Portrait de la marquise par Marianne Loir.
Une place de choix dans les Lumières
Il faut dire un mot de la postérité d’Émilie du Châtelet et en particulier de la présence des Institutions de physique dans bon nombre d’articles de l’Encyclopédie. Cette présence est tantôt implicite quand, par exemple Formey ou d’Alembert reprennent sans la mentionner certains passages des Institutions ; tantôt présence explicite quand l’emprunt est clairement formulé : c’est le cas pour les articles « Continuité », « Espace », « Hypothèse », « Mouvement », « Pesanteur », « Repos », « Temps ». Il n’est pas exagéré de dire que les Institutions de physique constituent une dimension forte de l’épistémologie des Lumières telle qu’elle est transmise dans l’Encyclopédie. Indiquons enfin l’appréciation positive que lui adresse le savant Leonhard Euler dans une lettre laudative, la reconnaissance rapide qu’elle rencontre en Italie et en Allemagne : en témoignent la traduction en italien des Institutions dès 1743 et son élection à l’Académie de Bologne (l’une des rares académies à accepter les femmes à l’époque), tout comme la traduction la même année en allemand des Institutions encouragée par Wolff. Pour finir, elle est citée à plusieurs reprises par Kant, pour l’essentiel, dans ses travaux consacrés aux « forces vives ».

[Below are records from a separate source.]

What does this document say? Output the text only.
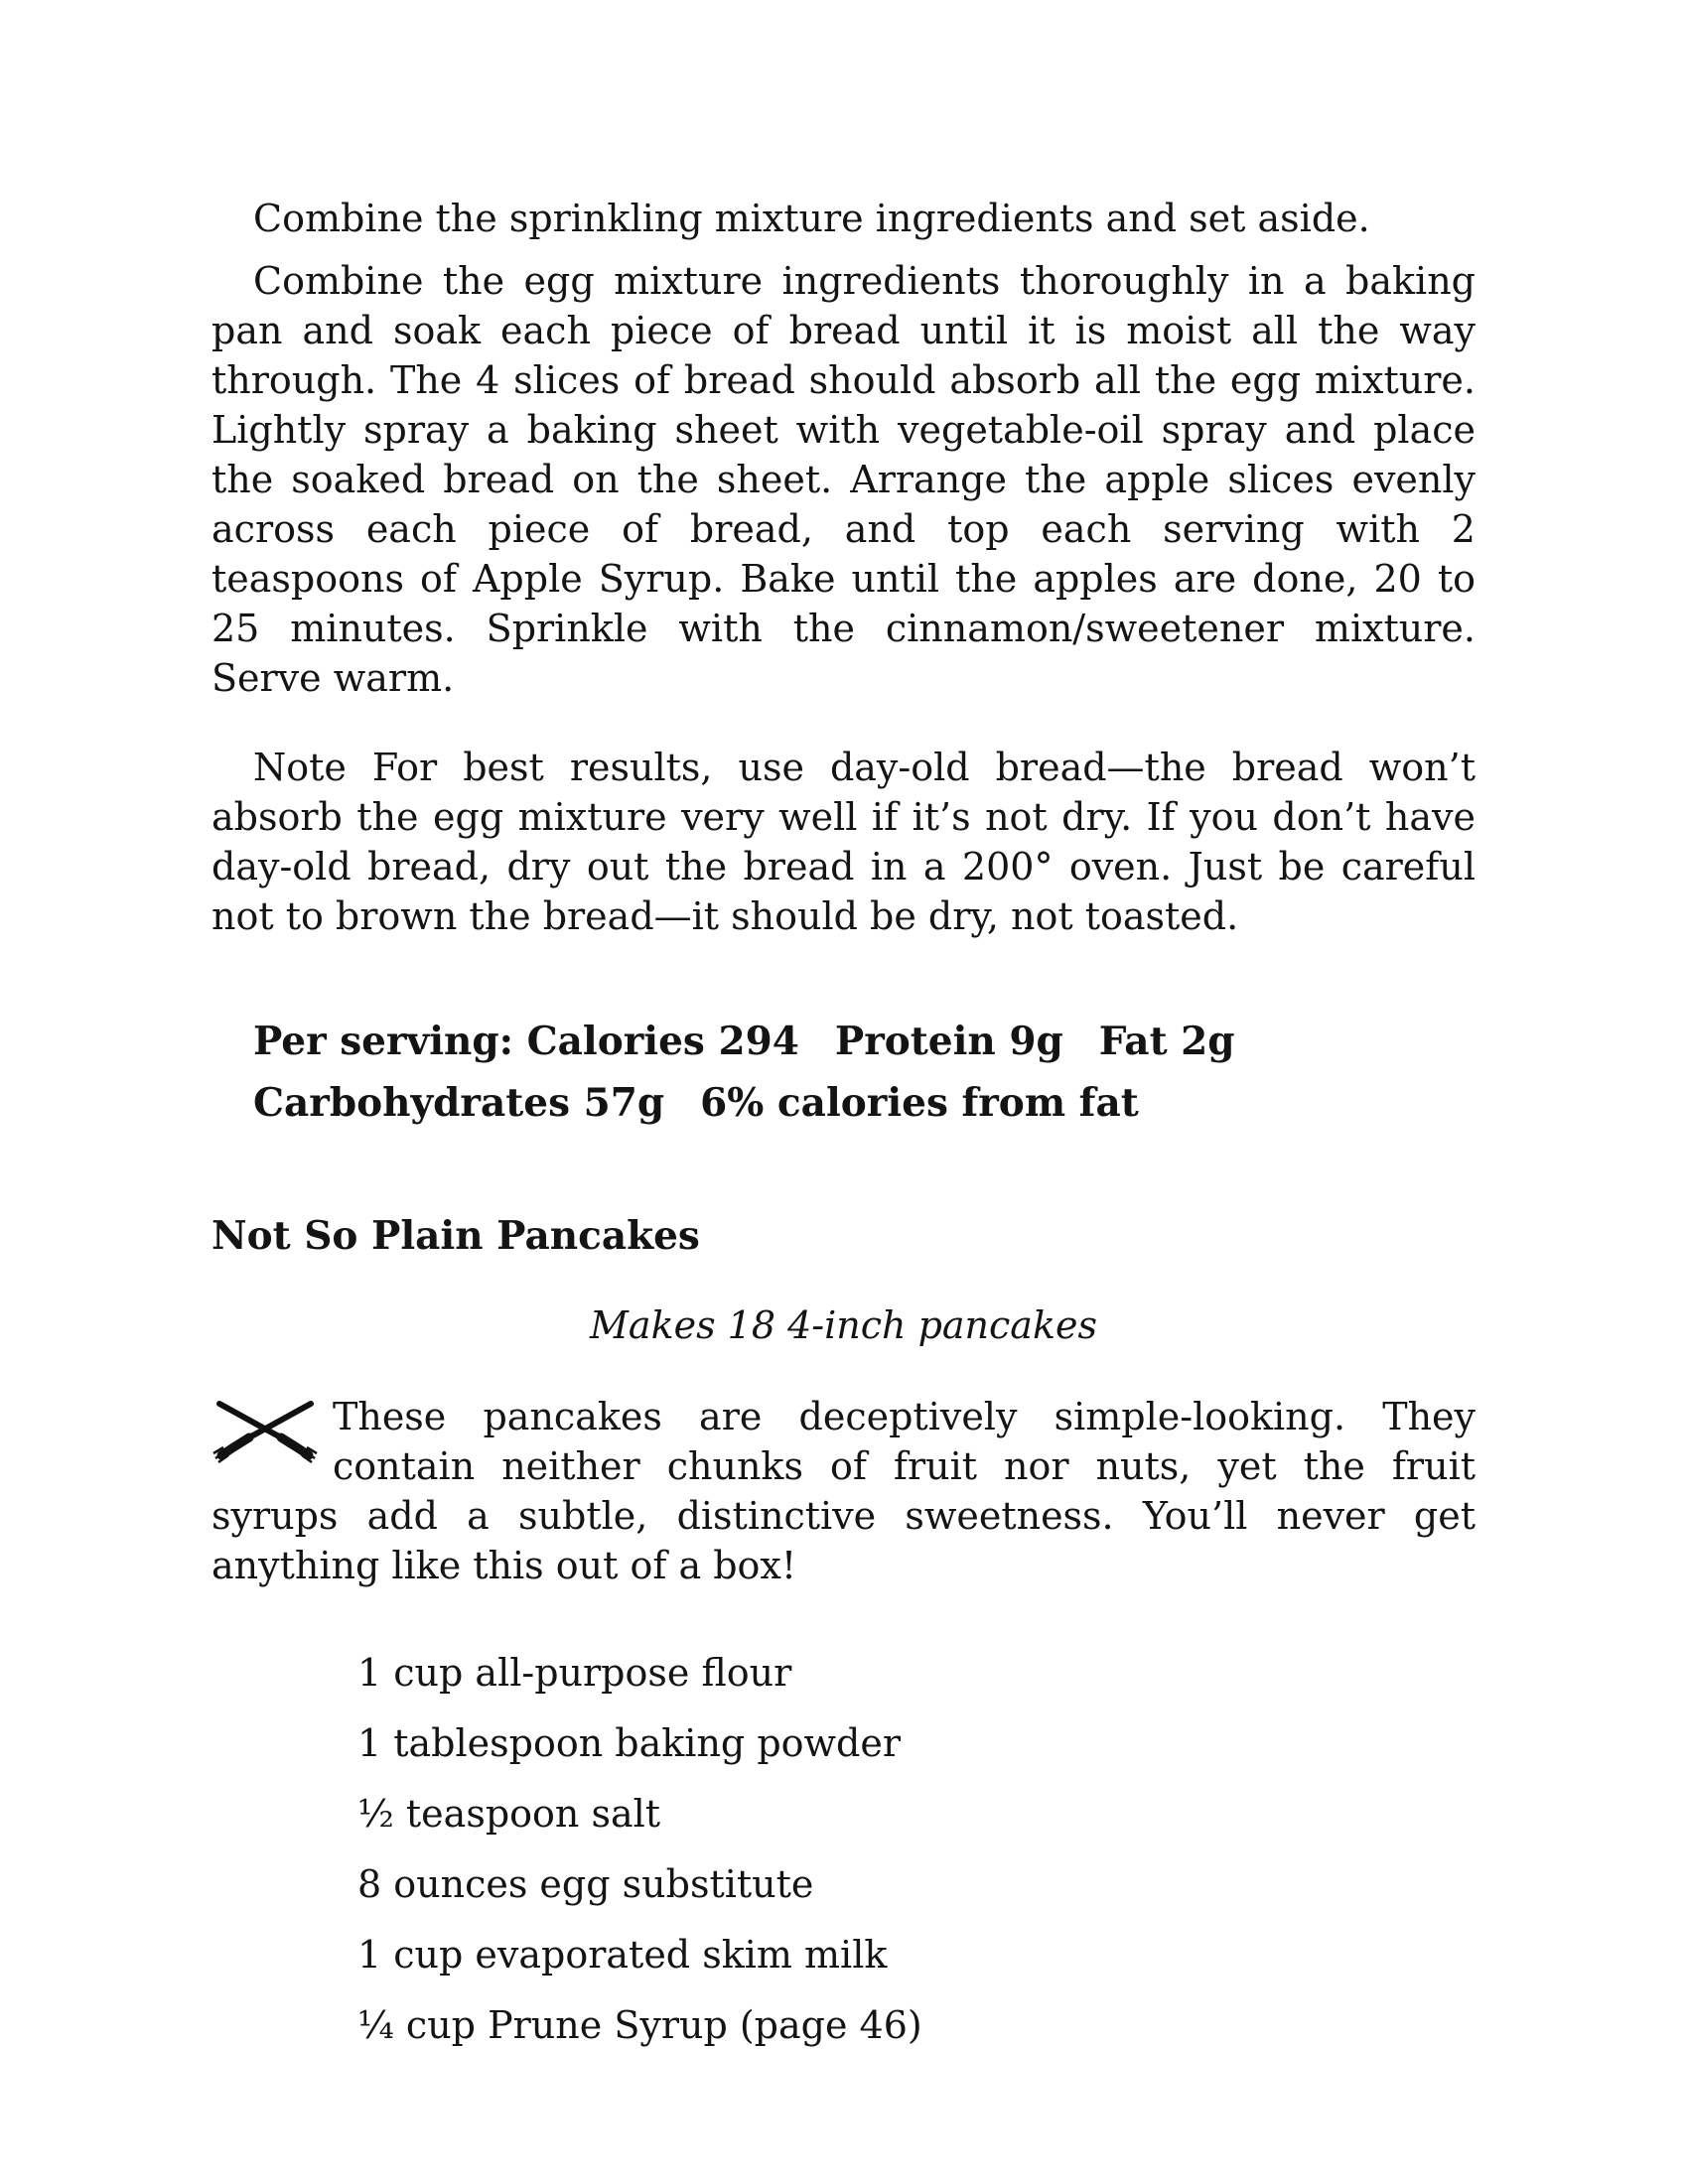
Combine the sprinkling mixture ingredients and set aside.

Combine the egg mixture ingredients thoroughly in a baking pan and soak each piece of bread until it is moist all the way through. The 4 slices of bread should absorb all the egg mixture. Lightly spray a baking sheet with vegetable-oil spray and place the soaked bread on the sheet. Arrange the apple slices evenly across each piece of bread, and top each serving with 2 teaspoons of Apple Syrup. Bake until the apples are done, 20 to 25 minutes. Sprinkle with the cinnamon/sweetener mixture. Serve warm.

Note For best results, use day-old bread—the bread won’t absorb the egg mixture very well if it’s not dry. If you don’t have day-old bread, dry out the bread in a 200° oven. Just be careful not to brown the bread—it should be dry, not toasted.

Per serving: Calories 294 Protein 9g Fat 2g
Carbohydrates 57g 6% calories from fat
Not So Plain Pancakes

Makes 18 4-inch pancakes

These pancakes are deceptively simple-looking. They contain neither chunks of fruit nor nuts, yet the fruit syrups add a subtle, distinctive sweetness. You’ll never get anything like this out of a box!
1 cup all-purpose flour
1 tablespoon baking powder
½ teaspoon salt
8 ounces egg substitute
1 cup evaporated skim milk
¼ cup Prune Syrup (page 46)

Émilie du Châtelet est donc bien une philosophe savante dont les travaux ne peuvent être réduits à l’image longtemps véhiculée d’une traductrice et vulgarisatrice des sciences de Leibniz ou Newton. A contrario, lui redonner la place qu’elle avait dans la communauté des savants du XVIIIe siècle conduit à interroger la manière, dont nous considérons la science du siècle des Lumières et à l’enrichir grâce à une figure comme Émilie du Châtelet. C’est aussi à cela que sert la discussion du canon (le corpus « officiel » des textes importants) de la philosophie des sciences.
Anne-Lise Rey est professeure de philosophie des sciences à l’université Paris-Nanterre.